10. Certifications et labels
La profession est régie par la fonction publique ; il n’existe pas de certification privée obligatoire. Cependant, les formations continue en archivistique peuvent être qualifiées par Qualiopi pour le CPF. Les établissements comme l'INP et l'ENSSIB sont certifiés Qualiopi depuis 2022. Les outils d’archivage électronique doivent être labellisés NF Z42-013 (norme française de stockage de documents électroniques) ou SEDA (standard d’échanges de données pour l’archivage, version 2.1 obligatoire depuis 2025). Aucun ordre professionnel n’encadre les archivistes, mais l'Association des archivistes français (AAF) propose une charte déontologique. Le diplôme de conservateur du patrimoine est enregistré au RNCP sous le code 35604.
11. Évolution de carrière
Trajectoires types pour un archiviste d’État recruté en 2026 :
- 3 ans : titularisation comme attaché de conservation, affecté dans un service d’archives départementales ou aux Archives nationales (site de Pierrefitte). Missions de classement, d’instruments de recherche. Possibilité de mobilité géographique.
- 5-8 ans : accès à un poste de conservateur du patrimoine après concours interne ou liste d’aptitude. Encadrement d’une équipe de 2 à 5 agents. Prise en charge de la collecte et de la communicabilité. Salaire médian vers 35 000 €.
- 10+ ans : conservateur général, directeur d’un service d’archives départementales (ou adjoint).

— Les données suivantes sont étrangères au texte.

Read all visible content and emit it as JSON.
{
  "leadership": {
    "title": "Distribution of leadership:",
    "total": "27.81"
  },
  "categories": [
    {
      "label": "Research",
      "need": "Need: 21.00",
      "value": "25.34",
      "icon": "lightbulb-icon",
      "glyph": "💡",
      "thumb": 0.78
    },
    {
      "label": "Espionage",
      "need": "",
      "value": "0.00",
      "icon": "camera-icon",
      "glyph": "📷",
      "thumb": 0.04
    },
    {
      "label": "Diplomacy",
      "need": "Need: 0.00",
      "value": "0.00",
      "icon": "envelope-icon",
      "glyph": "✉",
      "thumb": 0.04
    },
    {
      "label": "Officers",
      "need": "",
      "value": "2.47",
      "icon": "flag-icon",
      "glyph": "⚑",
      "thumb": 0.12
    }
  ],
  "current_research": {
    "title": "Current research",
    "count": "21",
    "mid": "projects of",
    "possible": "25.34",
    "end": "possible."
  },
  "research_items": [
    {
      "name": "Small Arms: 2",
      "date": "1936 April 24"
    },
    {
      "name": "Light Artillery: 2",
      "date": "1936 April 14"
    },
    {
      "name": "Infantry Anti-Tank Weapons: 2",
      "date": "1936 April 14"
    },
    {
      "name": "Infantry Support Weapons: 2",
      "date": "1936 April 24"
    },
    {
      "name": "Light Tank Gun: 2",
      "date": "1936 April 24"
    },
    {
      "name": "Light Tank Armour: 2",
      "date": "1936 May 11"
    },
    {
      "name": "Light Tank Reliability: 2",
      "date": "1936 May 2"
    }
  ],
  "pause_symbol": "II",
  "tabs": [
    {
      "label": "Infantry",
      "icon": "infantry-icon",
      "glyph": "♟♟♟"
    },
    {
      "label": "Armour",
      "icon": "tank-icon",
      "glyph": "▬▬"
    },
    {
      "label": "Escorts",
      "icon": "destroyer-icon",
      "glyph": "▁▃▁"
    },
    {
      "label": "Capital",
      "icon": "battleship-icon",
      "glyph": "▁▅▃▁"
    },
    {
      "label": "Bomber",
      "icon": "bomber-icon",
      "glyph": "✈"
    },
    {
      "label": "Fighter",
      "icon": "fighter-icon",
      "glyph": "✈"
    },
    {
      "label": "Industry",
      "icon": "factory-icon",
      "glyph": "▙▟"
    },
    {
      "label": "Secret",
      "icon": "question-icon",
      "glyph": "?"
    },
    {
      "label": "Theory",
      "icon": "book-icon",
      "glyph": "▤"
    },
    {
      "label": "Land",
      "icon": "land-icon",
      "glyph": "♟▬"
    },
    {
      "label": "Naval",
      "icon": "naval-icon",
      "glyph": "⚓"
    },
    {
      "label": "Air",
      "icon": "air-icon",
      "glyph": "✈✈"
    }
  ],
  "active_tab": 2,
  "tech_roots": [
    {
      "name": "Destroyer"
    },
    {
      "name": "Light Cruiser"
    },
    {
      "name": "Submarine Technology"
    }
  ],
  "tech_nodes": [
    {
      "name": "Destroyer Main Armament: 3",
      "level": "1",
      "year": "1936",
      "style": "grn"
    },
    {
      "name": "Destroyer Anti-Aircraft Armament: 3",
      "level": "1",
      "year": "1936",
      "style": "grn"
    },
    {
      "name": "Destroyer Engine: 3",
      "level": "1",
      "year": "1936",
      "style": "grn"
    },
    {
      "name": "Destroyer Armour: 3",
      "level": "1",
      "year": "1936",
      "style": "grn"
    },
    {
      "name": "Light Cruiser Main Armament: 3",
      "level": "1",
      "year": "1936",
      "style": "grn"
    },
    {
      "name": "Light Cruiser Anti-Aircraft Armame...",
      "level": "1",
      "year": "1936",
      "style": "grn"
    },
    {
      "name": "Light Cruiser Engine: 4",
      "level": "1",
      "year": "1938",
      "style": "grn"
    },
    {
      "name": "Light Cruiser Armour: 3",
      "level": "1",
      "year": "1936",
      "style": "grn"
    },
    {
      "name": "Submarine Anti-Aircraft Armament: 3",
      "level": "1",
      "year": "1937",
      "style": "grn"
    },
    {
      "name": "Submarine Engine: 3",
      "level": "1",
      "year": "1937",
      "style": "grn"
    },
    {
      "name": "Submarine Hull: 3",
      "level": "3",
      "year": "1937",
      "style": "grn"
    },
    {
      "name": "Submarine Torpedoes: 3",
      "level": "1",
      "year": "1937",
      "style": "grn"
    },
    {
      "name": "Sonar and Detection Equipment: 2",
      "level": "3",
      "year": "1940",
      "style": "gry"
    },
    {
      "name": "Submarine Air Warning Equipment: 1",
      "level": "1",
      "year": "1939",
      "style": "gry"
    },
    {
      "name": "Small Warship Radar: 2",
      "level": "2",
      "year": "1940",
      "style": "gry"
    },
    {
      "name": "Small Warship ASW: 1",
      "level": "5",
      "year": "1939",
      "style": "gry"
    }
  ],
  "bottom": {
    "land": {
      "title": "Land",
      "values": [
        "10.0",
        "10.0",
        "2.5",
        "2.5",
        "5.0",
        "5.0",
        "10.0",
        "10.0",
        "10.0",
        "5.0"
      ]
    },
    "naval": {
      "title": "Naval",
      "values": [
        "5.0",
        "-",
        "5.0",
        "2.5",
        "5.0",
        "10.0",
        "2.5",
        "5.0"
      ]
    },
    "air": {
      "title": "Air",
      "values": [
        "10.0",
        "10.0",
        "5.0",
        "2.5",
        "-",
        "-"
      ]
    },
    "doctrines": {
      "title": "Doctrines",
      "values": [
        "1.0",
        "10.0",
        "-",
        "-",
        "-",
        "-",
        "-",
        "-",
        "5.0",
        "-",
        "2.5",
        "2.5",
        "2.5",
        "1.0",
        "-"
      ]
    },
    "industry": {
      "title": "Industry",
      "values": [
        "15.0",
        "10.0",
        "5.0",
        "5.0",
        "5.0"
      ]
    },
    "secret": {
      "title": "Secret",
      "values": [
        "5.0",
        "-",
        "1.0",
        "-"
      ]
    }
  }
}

Gestion budgétaire, politique documentaire, relations avec les collectivités. Environ 12 postes ouverts par promotion interne chaque année.
12. Tendances 2026-2030
La DARES (Métiers en 2030, juillet 2025) projette une baisse de 1 % des effectifs d’archivistes d’État d’ici 2030, principalement due aux départs en retraite non remplacés intégralement. Le ministère de la Culture prévoit une réduction de 5 % des postes dans les archives territoriales (réforme de la fonction publique). En parallèle, l'archivage électronique connaît une croissance de 18 % par an (source : CIGREF 2024, rapport « Transformation numérique des administrations »). Les compétences les plus demandées en 2026 sont la gouvernance des données (conformité RGPD), la médiation numérique (outils de valorisation) et l'audit de systèmes d’information. Le salaire médian 2030 estimé par France Stratégie (note 2026) pourrait atteindre 28 400 € (inflation comprise). L'IA devrait automatiser les tâches de classification courante, libérant du temps pour l’expertise historique et la coordination avec les administrations versantes. Les archives ouvertes (LOD) et l’intégration dans le data space culturel européen (AI Act compliant) constituent le prochain enjeu.